Dia de Los Muertos (Day of the Dead) ” There is no life, except by death”

November 2017–Mexico City, Mexico


Ask any one of my people…”What’s Trish’s drink of choice?” They will answer with extreme clarity, TEQUILA!  With this in mind, I absolutely could not pass up the opportunity to come to Mexico to celebrate Dia de los Muertos with the locals.  

 

November 1, 2017: Continued…

After a picturesque cruise into the sights and sounds of Xochimilco, we met up with the tour operator and a few others from the ‘tequila crew’, who had finally arrived to the boats.  We were a step ahead of them, and not willing to waste precious time, so we said our greetings, and hopped on the empty bus to catch a ride to a nearby cemetery called Panteón Jilotepec.   This particular cemetery was the perfect place to be, open 24 hours during the festival, a graveyard where many of the Royal Families of Mexico are buried.

Before I dive into my experience in the cemetery, let me give you a brief history into the meaning of Dia de los Muertos.  Day of the Dead is a long-standing Aztec tradition to celebrate, rather than mourn, dead family members.  Much before the European conquest, the Aztecs buried their loved ones in the kitchen floors in order to keep the dead a part of their family.  The Aztecs made alters, called ofrendas, to welcome the souls of the dead back into their homes to reunite with the living.  They used these ofrendas to provide the deceased with the elements of nature, and used flowers to light the path for them to follow.  (You will see many orange flowers called Cempasuchil in my photos, these brightly colored orange/yellow flowers have a strong aroma which is said to attract the spirits, helping them find their way to their loved ones) The elements offered to the dead are water, fire, (smoke from incense to connect to spiritual world and harmonize with nature) earth ( fruits, food) and wind (paper). Photographs are placed on alters to dedicate relatives, and plenty of food and drink the deceased enjoyed are left on their burial site so they can rejoice when they visit.  A common site on the tombstones are tequila, beer,coke, bread and cigarettes.

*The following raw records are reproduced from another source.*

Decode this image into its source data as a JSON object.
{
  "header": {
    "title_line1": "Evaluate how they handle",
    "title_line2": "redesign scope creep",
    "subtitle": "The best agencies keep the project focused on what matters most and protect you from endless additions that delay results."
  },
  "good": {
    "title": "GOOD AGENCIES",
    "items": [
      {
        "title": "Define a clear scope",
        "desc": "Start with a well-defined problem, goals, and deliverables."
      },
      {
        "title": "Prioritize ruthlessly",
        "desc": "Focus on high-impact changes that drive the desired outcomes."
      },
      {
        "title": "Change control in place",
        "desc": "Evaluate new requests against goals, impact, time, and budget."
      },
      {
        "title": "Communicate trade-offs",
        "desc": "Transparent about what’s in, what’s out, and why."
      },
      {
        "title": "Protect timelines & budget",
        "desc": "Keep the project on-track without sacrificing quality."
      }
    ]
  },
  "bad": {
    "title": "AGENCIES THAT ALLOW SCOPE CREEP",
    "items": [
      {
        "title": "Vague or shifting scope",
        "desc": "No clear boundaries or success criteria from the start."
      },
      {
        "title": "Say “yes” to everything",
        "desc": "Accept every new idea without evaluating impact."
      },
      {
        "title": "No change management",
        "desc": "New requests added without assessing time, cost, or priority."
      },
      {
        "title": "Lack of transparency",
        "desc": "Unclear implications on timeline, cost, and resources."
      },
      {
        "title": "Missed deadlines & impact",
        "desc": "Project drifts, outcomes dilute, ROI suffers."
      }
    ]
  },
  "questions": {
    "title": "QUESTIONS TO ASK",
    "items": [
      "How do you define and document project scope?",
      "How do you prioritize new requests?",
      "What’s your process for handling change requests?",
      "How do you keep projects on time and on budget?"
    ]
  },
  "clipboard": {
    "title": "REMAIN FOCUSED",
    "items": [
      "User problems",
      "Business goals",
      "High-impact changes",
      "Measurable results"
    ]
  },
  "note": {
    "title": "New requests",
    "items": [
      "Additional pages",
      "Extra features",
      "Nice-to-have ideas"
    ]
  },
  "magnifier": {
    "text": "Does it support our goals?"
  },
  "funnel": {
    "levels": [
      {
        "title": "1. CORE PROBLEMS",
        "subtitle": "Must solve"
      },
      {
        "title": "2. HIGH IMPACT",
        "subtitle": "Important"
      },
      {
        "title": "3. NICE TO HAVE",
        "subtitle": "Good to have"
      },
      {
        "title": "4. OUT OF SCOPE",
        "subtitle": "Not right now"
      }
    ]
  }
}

“The life of the dead is placed in the memory of the living.” — Marcus Tullius Cicero

This quote says it all…As we entered the cemetery we walked into a lively scene, a commemorative wonderland if you will; filled with the sounds of mariachi music, light filled vigils, savory aromas of food from families and vendors, brightly colored flowers, tequila, smiles, painted faces, animated costumes, laughs and offerings for the departed.  I had no expectations walking in, but this exceeded any thought I had in my mind.

Walking around the tombstones we were greeted by a family who welcomed us in as their own.  Jorge and Ericka were at the cemetery to rejoice in the life of their grandfather with their entire family; cousins, brothers, sisters, and children.  As soon as we began talking we were greeted with shots of tequila and conversation.  As much as I was intrigued by them, they were intrigued by my curiousity.  We took pictures, we laughed, we drank, and we enjoyed each other’s company.  After spending about an hour with this fun-loving family, we were filled with tequila, stories, and an upbeat experience.  It was time to grab some food and continue our adventures around the cemetery.

This was not the only family that gave us such a warm greeting and welcomed us into their celebrations, we stayed in the cemetery for over five hours, talking with many families, and spending an extended time with three other families.

The second family we encountered had a different way of celebrating.  They removed themselves from all of the noise and festivities to embrace the tradition in their own more personal way.  They sat inside a mausoleum, drinking and chatting quietly among themselves.  The mausoleum was particularly beautiful and I could not resist asking if it was ok to photograph the moment.  We were welcomed warmly and invited to come inside to talk and, of course, drink some tequila with them.  This was a particular somber moment for me, knowing that each family celebrated in their own way, but most were pleased to embrace the intrusion of foreigners.

Our next encounter was a few younger kids outside, having a few beers and talking around a fire they made in front of their grandfathers tomb. This impressed me because it showed how these traditions hold strong in the minds of the young and old.  It was humbling to be able to speak to such a variety of ages about the culture and traditions, and to feel and hear how important this celebration was to them.

The last lengthy encounter we had was with a lively bunch with a private mariachi band, a microphone, and a great deal of singing.  They were immersed in the festival with upbeat spirits and more tequila than one could ever dream of.  At that time, it was into the morning hours, but we attempted to sing and be a part of their graveside party.

After all of this fun, we could see the sun was starting to rise, and it was time to head home.  My head was clouded with tequila, but also filled with all the information I took in and all the beauty I experienced. My heart was filled with joy and warmth from the abundance of love we were shown as ‘outsiders’ to the tradition.  I couldn’t have asked for a better experience.  I recommend this celebration to ANY and ALL who have an interest in Dia de los Muertos!